Effects of Daily Interruption of Sedatives in Critically Ill Children
Status:
Completed
Trial end date:
2006-07-01
Target enrollment:
Participant gender:
Summary
Critically ill children are often sedated in order to relieve them from anxiety and
discomfort, and to facilitate their care. There is little information on the effects of
prolonged and continuous use of sedatives and analgesic agents in critically ill children. In
adult intensive care unit (ICU) patients, daily interruption of sedative infusions
accelerates recovery resulting in a reduction in the average duration of mechanical
ventilation of 2.4 days as well as a reduction in average ICU length of stay of 3.5 days.

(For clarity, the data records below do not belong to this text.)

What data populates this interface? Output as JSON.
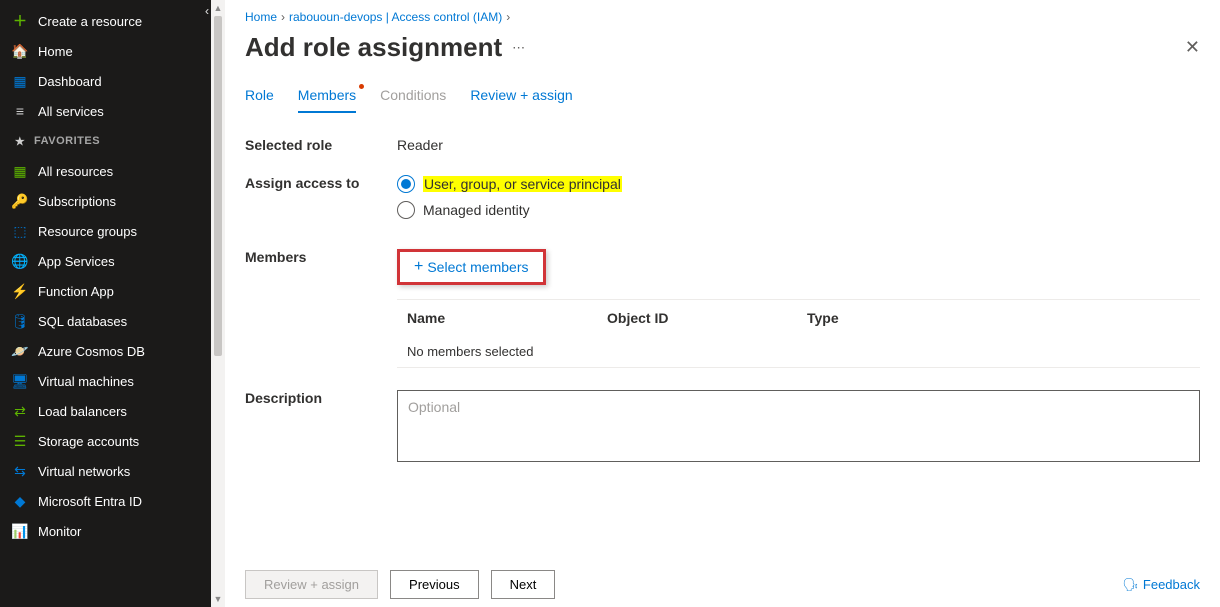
{
  "sidebar": {
    "createResource": "Create a resource",
    "home": "Home",
    "dashboard": "Dashboard",
    "allServices": "All services",
    "favoritesLabel": "FAVORITES",
    "allResources": "All resources",
    "subscriptions": "Subscriptions",
    "resourceGroups": "Resource groups",
    "appServices": "App Services",
    "functionApp": "Function App",
    "sqlDatabases": "SQL databases",
    "cosmosDb": "Azure Cosmos DB",
    "virtualMachines": "Virtual machines",
    "loadBalancers": "Load balancers",
    "storageAccounts": "Storage accounts",
    "virtualNetworks": "Virtual networks",
    "entraId": "Microsoft Entra ID",
    "monitor": "Monitor"
  },
  "breadcrumb": {
    "home": "Home",
    "resource": "rabououn-devops | Access control (IAM)"
  },
  "pageTitle": "Add role assignment",
  "tabs": {
    "role": "Role",
    "members": "Members",
    "conditions": "Conditions",
    "reviewAssign": "Review + assign"
  },
  "form": {
    "selectedRoleLabel": "Selected role",
    "selectedRoleValue": "Reader",
    "assignAccessLabel": "Assign access to",
    "radioUserGroup": "User, group, or service principal",
    "radioManagedIdentity": "Managed identity",
    "membersLabel": "Members",
    "selectMembers": "Select members",
    "tableHeaders": {
      "name": "Name",
      "objectId": "Object ID",
      "type": "Type"
    },
    "noMembers": "No members selected",
    "descriptionLabel": "Description",
    "descriptionPlaceholder": "Optional"
  },
  "footer": {
    "reviewAssign": "Review + assign",
    "previous": "Previous",
    "next": "Next",
    "feedback": "Feedback"
  }
}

These results were achieved without an increased rate of adverse events potentially linked to
less sedation and associated with a reduction of common complications of critical illness and
without negative psychological effects.
It is unknown whether these results can be extrapolated to critically ill children. Moreover,
the possible risk of complications associated with less sedation, such as accidental
self-extubation, is probably higher in children. Also, the need for intermittent bolus
administrations in children treated with intermittent sedation could nullify the reduction in
the use of sedatives.
It is unknown if daily interruption of sedatives is feasible in critically ill children. The
researchers studied the effects of daily interruption of sedatives in critically ill children
on the total amount of sedatives used and risks of complications.